The Bank of Canada will be scrutinizing May inflation figures this week as it gauges whether it can deliver back-to-back interest rate cuts.
Statistics Canada is set to release the annual inflation rate for May on Tuesday.
Inflation has consistently shown signs of cooling this year, last coming in at 2.7 per cent in April.
Those easing price pressures have allowed the Bank of Canada to make a major shift in monetary policy, cutting its benchmark interest rate by a quarter of a percentage point earlier this month.
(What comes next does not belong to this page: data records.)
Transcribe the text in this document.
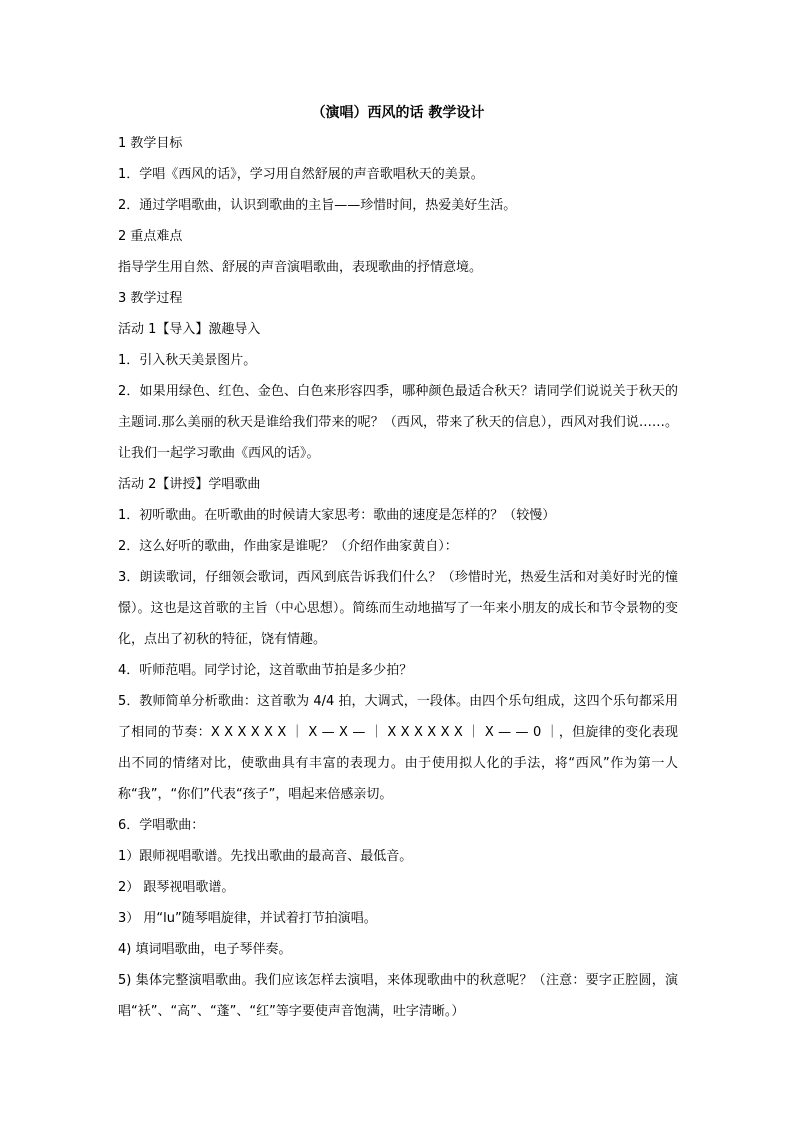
（演唱）西风的话 教学设计

1 教学目标

1．学唱《西风的话》，学习用自然舒展的声音歌唱秋天的美景。

2．通过学唱歌曲，认识到歌曲的主旨——珍惜时间，热爱美好生活。

2 重点难点

指导学生用自然、舒展的声音演唱歌曲，表现歌曲的抒情意境。

3 教学过程

活动 1【导入】激趣导入

1．引入秋天美景图片。

2．如果用绿色、红色、金色、白色来形容四季，哪种颜色最适合秋天？请同学们说说关于秋天的主题词.那么美丽的秋天是谁给我们带来的呢？（西风，带来了秋天的信息），西风对我们说……。让我们一起学习歌曲《西风的话》。

活动 2【讲授】学唱歌曲

1．初听歌曲。在听歌曲的时候请大家思考：歌曲的速度是怎样的？（较慢）

2．这么好听的歌曲，作曲家是谁呢？（介绍作曲家黄自）：

3．朗读歌词，仔细领会歌词，西风到底告诉我们什么？（珍惜时光，热爱生活和对美好时光的憧憬）。这也是这首歌的主旨（中心思想）。简练而生动地描写了一年来小朋友的成长和节令景物的变化，点出了初秋的特征，饶有情趣。

4．听师范唱。同学讨论，这首歌曲节拍是多少拍？

5．教师简单分析歌曲：这首歌为 4/4 拍，大调式，一段体。由四个乐句组成，这四个乐句都采用了相同的节奏：X X X X X X ｜ X — X — ｜ X X X X X X ｜ X — — 0 ｜，但旋律的变化表现出不同的情绪对比，使歌曲具有丰富的表现力。由于使用拟人化的手法，将“西风”作为第一人称“我”，“你们”代表“孩子”，唱起来倍感亲切。

6．学唱歌曲：

1）跟师视唱歌谱。先找出歌曲的最高音、最低音。

2） 跟琴视唱歌谱。

3） 用“lu”随琴唱旋律，并试着打节拍演唱。

4) 填词唱歌曲，电子琴伴奏。

5) 集体完整演唱歌曲。我们应该怎样去演唱，来体现歌曲中的秋意呢？（注意：要字正腔圆，演唱“袄”、“高”、“蓬”、“红”等字要使声音饱满，吐字清晰。）
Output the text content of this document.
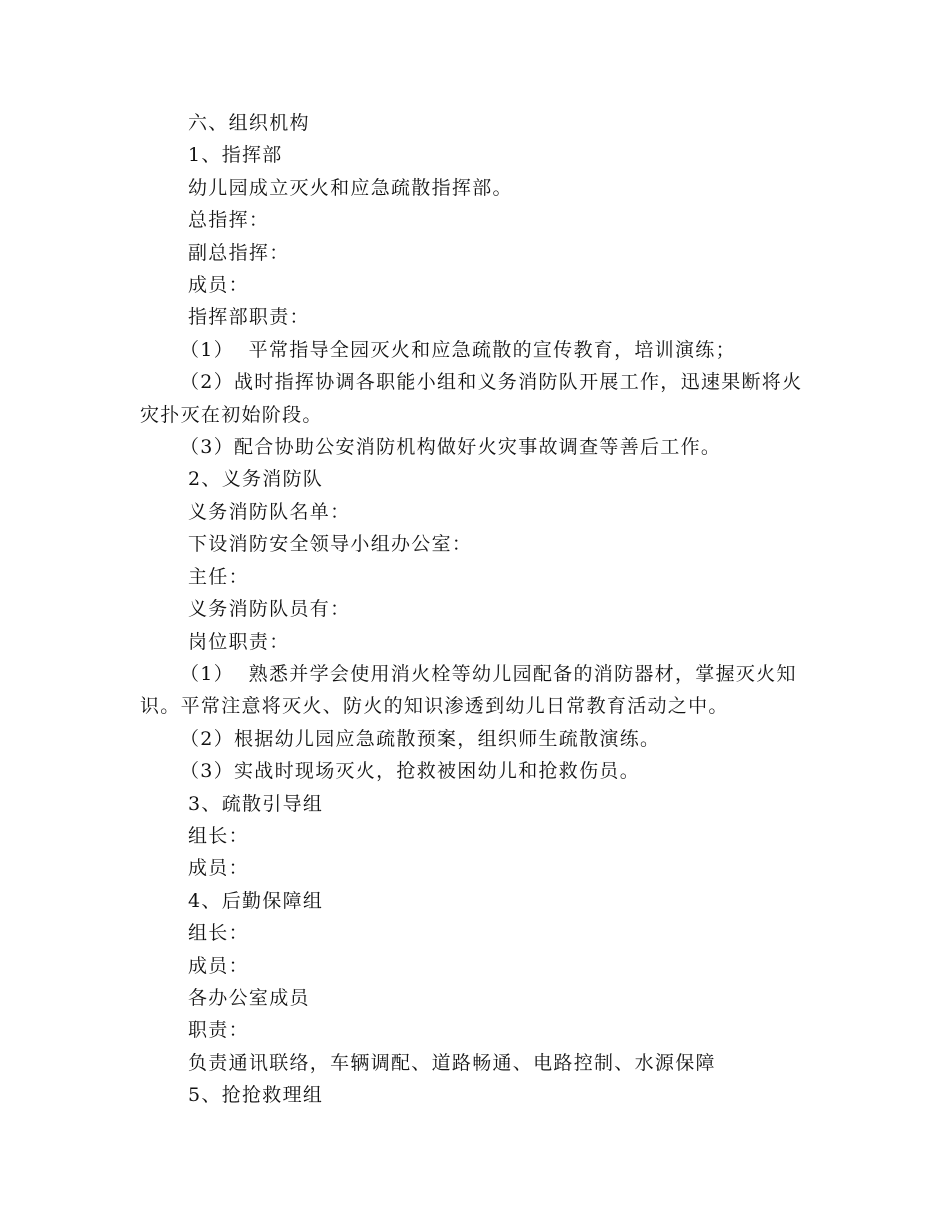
六、组织机构

1、指挥部

幼儿园成立灭火和应急疏散指挥部。

总指挥：

副总指挥：

成员：

指挥部职责：

（1）  平常指导全园灭火和应急疏散的宣传教育，培训演练；

（2）战时指挥协调各职能小组和义务消防队开展工作，迅速果断将火灾扑灭在初始阶段。

（3）配合协助公安消防机构做好火灾事故调查等善后工作。

2、义务消防队

义务消防队名单：

下设消防安全领导小组办公室：

主任：

义务消防队员有：

岗位职责：

（1）  熟悉并学会使用消火栓等幼儿园配备的消防器材，掌握灭火知识。平常注意将灭火、防火的知识渗透到幼儿日常教育活动之中。

（2）根据幼儿园应急疏散预案，组织师生疏散演练。

（3）实战时现场灭火，抢救被困幼儿和抢救伤员。

3、疏散引导组

组长：

成员：

4、后勤保障组

组长：

成员：

各办公室成员

职责：

负责通讯联络，车辆调配、道路畅通、电路控制、水源保障

5、抢抢救理组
The central bank uses its key interest rate to set the cost of borrowing broadly in Canada, easing or tightening the policy rate in an effort to restore inflation to its two per cent target.
Some economists expect the May figures will continue to show progress on the inflation front.Economists Nathan Janzen and Abbey Xu at RBC said in a note Friday that they expect inflation to cool further to 2.6 per cent in June.
Lower gasoline prices globally helped deliver some relief to Canadians at the pump last month, they said, and food inflation at the grocery store also likely eased further.
BMO chief economist Doug Porter said in a note that he also expects inflation slipped 0.1 percentage points last month, which would bring annual inflation to the lowest point since March 2021.
He added that he expects the Bank of Canada’s preferred measures of so-called “core” inflation to continue to hold below the three per cent mark in May.
While Porter said the May inflation figures could well decide whether the Bank of Canada moves forward with a second consecutive rate cut at its next meeting on July 24, the central bank so far seems to be “leaning” in that direction.
Deliberations from the Bank of Canada’s June 5 rate decision released earlier this week revealed that the governing council considered another hold to the policy rate at that meeting, but that the series of soft inflation reports pushed the central bank towards the first cut in more than four years.
Bank of Canada governor Tiff Macklem has warned that the pace of interest rate cuts will likely be “gradual” and each decision will depend on the economic data the central bank receives in the lead-up.
Speaking Monday in Winnipeg, Macklem said that it is “reasonable” to expect additional rate cuts if the economy and inflation evolve in line with the central bank’s expectations.
He told reporters that the Bank of Canada is “really trying to balance the risks” between making monetary policy more restrictive than it needs to be to tame inflation and ensuring the central bank doesn’t ease too far too quickly.
“We want to see interest rates come down, too. But we don’t want to lower them too quickly and jeopardize the hard-won progress we’ve made on getting inflation down,” Macklem said.